One that may break their friendship apart.

And that’s not even counting what will happen once my dad finds out.

Getting back to the bakery, I realize I can’t take the test here. I don’t want to. So we slip into Mallory’s car, where I clutch the box in both hands, feeling like it’s something closer to a grenade waiting to detonate than a few pregnancy test kits.

The drive to her apartment feels like forever and no time at all. She keeps glancing at me out of the corner of her eye, but she doesn’t say anything.

In a way, I’m grateful for the silence because I can’t handle meaningless conversation right now and I definitely can’t handle discussing anything serious.

By the time we get inside her apartment, my nerves are so fried they’re almost humming.

Her bathroom is small with bright wallpaper, smelling faintly of eucalyptus soap that makes the nausea worse.

I tear into the box with clumsy fingers, almost dropping the contents onto the tile.

Two tests. Two chances to decide my fate.

God, I hope she’s fucking wrong.

I do what I have to do, then set the stick down on the counter, the little screen turned away from me like I can trick it into staying blank.

Mallory stands just inside the doorway with me, arms folded over her chest in the same stiff posture she’s had since the bakery.

Neither of us speaks for a long time.

“How long do we have to wait?” I whisper, my throat dry.

“Three minutes, usually.”

Three minutes…might as well be three years.

I pace the narrow strip of floor between the sink and the door, sitting on the edge of the tub and bouncing my knees, I stand again and stare at the sink without looking at what’s on it while hoping when that result finally pops up, it will be negative.

“So… what are you gonna do if it’s positive?” Mallory’s voice is quiet, but it slices right through me.

“I…” My mouth opens, but the rest of the sentence refuses to exist.

I don’t fucking know.

All I know is that I am not ready for whatever comes if that test does turn out to be positive.

How the hell am I going to run a bakery while pregnant?

How am I supposed to raise a child when I don’t even know who the father is?

Will Liam, Jack, or Reece be willing to take a test to figure out whose it is?

And if we do find out, will the responsible father step up…or just walk away?

The questions whirl through my head, loud and unrelenting.

She sighs through her nose.

“I really don’t know what you were thinking. You should’ve thought about that before you started this whole sugar daddy thing with your dad’s best friends. What’s going to happen when he finds out?”

That’s the one thing I absolutely don’t want to think about.

“Stop. We don’t even know if I’m pregnant yet. It feels like you’re jinxing me.”

“Holly, come on.”

“You think I don’t already hate myself for not being smarter about it?” I snap back at her.
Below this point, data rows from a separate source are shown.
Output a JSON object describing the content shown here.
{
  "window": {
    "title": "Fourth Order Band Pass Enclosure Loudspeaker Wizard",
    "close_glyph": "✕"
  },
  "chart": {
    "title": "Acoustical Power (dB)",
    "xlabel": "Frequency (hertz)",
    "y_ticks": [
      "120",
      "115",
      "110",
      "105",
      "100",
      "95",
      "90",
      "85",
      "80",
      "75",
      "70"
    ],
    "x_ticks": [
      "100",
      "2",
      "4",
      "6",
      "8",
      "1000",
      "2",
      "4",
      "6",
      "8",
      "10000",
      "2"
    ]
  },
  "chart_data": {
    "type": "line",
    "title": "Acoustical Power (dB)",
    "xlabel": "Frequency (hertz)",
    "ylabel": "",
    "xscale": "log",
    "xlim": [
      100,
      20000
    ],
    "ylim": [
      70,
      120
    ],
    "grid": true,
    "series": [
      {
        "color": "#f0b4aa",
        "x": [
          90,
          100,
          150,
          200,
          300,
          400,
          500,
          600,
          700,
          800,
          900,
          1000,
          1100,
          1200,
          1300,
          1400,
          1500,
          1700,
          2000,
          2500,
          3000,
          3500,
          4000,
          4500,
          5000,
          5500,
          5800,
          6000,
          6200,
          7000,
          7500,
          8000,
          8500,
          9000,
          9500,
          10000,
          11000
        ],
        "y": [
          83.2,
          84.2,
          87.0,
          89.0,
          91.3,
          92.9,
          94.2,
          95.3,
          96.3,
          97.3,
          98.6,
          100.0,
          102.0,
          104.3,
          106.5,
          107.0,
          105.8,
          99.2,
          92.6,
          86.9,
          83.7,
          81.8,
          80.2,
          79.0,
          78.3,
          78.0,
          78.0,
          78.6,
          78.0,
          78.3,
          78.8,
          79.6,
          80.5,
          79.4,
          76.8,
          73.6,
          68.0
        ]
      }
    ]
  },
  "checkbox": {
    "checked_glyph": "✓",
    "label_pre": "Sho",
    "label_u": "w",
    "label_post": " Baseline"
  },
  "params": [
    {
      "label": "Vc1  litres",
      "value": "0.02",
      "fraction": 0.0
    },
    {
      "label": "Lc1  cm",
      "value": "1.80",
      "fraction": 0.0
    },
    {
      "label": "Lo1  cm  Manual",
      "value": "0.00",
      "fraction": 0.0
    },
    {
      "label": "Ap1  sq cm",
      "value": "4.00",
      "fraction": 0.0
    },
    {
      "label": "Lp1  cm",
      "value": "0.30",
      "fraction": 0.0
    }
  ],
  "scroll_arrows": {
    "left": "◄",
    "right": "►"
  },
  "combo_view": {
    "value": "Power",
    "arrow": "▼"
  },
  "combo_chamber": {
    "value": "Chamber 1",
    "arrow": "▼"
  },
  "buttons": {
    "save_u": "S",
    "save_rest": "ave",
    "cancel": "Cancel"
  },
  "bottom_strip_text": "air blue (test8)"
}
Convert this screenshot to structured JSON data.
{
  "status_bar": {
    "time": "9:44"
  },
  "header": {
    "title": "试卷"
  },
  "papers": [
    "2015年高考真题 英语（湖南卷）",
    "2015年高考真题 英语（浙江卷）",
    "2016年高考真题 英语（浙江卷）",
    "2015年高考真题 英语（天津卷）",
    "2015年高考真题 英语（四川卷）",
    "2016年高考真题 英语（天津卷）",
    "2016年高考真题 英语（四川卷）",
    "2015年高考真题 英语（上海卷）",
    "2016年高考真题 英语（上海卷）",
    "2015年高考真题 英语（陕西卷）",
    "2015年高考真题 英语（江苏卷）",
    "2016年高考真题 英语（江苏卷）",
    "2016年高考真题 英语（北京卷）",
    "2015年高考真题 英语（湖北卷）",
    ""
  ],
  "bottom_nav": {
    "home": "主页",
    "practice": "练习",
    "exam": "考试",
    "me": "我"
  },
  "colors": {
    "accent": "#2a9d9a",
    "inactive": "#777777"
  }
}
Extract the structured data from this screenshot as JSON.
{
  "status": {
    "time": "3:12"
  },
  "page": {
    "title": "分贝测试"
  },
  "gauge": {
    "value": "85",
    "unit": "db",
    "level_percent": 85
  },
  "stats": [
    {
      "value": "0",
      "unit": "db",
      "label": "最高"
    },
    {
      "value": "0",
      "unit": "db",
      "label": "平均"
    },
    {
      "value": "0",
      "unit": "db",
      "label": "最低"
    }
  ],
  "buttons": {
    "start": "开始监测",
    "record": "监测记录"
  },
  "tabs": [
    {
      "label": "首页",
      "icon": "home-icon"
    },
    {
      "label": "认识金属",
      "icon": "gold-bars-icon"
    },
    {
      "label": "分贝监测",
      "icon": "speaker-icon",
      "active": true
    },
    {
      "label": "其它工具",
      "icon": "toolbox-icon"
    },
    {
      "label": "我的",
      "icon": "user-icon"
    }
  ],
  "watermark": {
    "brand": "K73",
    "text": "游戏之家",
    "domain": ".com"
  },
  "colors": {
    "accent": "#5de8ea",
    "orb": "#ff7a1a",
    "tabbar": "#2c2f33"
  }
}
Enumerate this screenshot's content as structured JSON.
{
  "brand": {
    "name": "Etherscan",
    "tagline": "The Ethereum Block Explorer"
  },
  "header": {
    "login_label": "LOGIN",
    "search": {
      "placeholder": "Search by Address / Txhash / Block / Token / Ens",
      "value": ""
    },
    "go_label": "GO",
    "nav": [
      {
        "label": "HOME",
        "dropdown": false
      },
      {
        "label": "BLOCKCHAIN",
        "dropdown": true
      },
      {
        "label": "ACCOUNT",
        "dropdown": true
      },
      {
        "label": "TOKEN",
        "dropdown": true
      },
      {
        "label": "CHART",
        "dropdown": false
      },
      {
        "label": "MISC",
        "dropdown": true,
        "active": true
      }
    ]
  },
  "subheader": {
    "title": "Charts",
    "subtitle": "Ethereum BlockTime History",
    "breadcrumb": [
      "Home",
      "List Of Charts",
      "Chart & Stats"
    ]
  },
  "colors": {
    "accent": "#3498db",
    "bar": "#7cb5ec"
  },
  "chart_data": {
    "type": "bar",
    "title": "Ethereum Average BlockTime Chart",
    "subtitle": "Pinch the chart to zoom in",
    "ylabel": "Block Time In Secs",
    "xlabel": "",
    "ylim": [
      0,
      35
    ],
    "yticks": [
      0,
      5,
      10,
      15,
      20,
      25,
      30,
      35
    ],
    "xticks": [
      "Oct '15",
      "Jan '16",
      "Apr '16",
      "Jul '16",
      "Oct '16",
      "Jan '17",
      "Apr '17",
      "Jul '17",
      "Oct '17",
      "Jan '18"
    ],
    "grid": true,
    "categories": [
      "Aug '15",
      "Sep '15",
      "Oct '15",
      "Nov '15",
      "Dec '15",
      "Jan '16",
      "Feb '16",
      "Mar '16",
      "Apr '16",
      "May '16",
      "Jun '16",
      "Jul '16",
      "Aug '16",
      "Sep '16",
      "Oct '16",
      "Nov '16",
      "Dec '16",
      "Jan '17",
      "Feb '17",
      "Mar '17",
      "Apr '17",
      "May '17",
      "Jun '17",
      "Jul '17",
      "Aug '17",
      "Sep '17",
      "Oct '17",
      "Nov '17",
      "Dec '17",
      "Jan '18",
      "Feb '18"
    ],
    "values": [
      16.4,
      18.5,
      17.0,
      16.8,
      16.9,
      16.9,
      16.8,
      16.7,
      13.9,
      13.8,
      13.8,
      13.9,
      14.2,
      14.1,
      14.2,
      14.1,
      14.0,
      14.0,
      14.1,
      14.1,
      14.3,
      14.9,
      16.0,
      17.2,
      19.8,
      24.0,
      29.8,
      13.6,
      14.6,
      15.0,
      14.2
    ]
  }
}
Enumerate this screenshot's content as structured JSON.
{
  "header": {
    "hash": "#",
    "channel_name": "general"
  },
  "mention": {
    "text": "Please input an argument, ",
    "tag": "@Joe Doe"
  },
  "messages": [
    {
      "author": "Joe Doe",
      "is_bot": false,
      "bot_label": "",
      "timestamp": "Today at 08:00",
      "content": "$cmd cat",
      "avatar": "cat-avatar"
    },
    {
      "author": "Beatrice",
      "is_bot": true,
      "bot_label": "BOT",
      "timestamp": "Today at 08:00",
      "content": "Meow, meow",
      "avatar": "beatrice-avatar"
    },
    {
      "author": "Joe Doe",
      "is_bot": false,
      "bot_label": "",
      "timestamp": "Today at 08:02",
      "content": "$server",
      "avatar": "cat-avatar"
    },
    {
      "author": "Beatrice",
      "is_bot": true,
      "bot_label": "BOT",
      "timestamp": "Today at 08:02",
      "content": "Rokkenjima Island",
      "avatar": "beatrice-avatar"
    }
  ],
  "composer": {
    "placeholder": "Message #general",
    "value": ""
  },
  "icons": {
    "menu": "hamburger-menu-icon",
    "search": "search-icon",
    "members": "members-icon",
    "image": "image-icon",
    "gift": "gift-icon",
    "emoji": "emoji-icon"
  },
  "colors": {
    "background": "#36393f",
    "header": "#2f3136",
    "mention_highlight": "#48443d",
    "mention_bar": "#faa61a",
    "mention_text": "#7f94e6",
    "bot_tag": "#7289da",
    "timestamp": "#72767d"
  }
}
I don’t mean to, she’s only trying to help, but I can’t stop. The panic is already spilling over into anger.

Not at her, but at myself. At every single reckless moment that brought me here to begin with.

This was all supposed to be fun.

A way to act out my dark fantasies with three men who were more than willing to indulge me.

Now here I am, stuck without them in my best friend’s bathroom, figuring out if I’m about to implode everything.

When the little chime from the timer on my phone goes off, I can’t move. Mallory steps forward, and picks up the stick, turning it around to face her.

Her face says it before her mouth does.

As her eyes flick to mine, they’re filled with pity, or maybe fear, I can’t quite tell. “Oh… It’s…”

When she flips it around to show me, my heart sinks, already knowing.

Positive .

The word blurs on the tiny screen as my vision floods.

My breath catches, making my throat burn. I press both hands to my face, but it doesn’t stop the sound—that raw, ugly sob that tears out of me before I can even think to bite it back.

My knees give out and I plunge to the ground.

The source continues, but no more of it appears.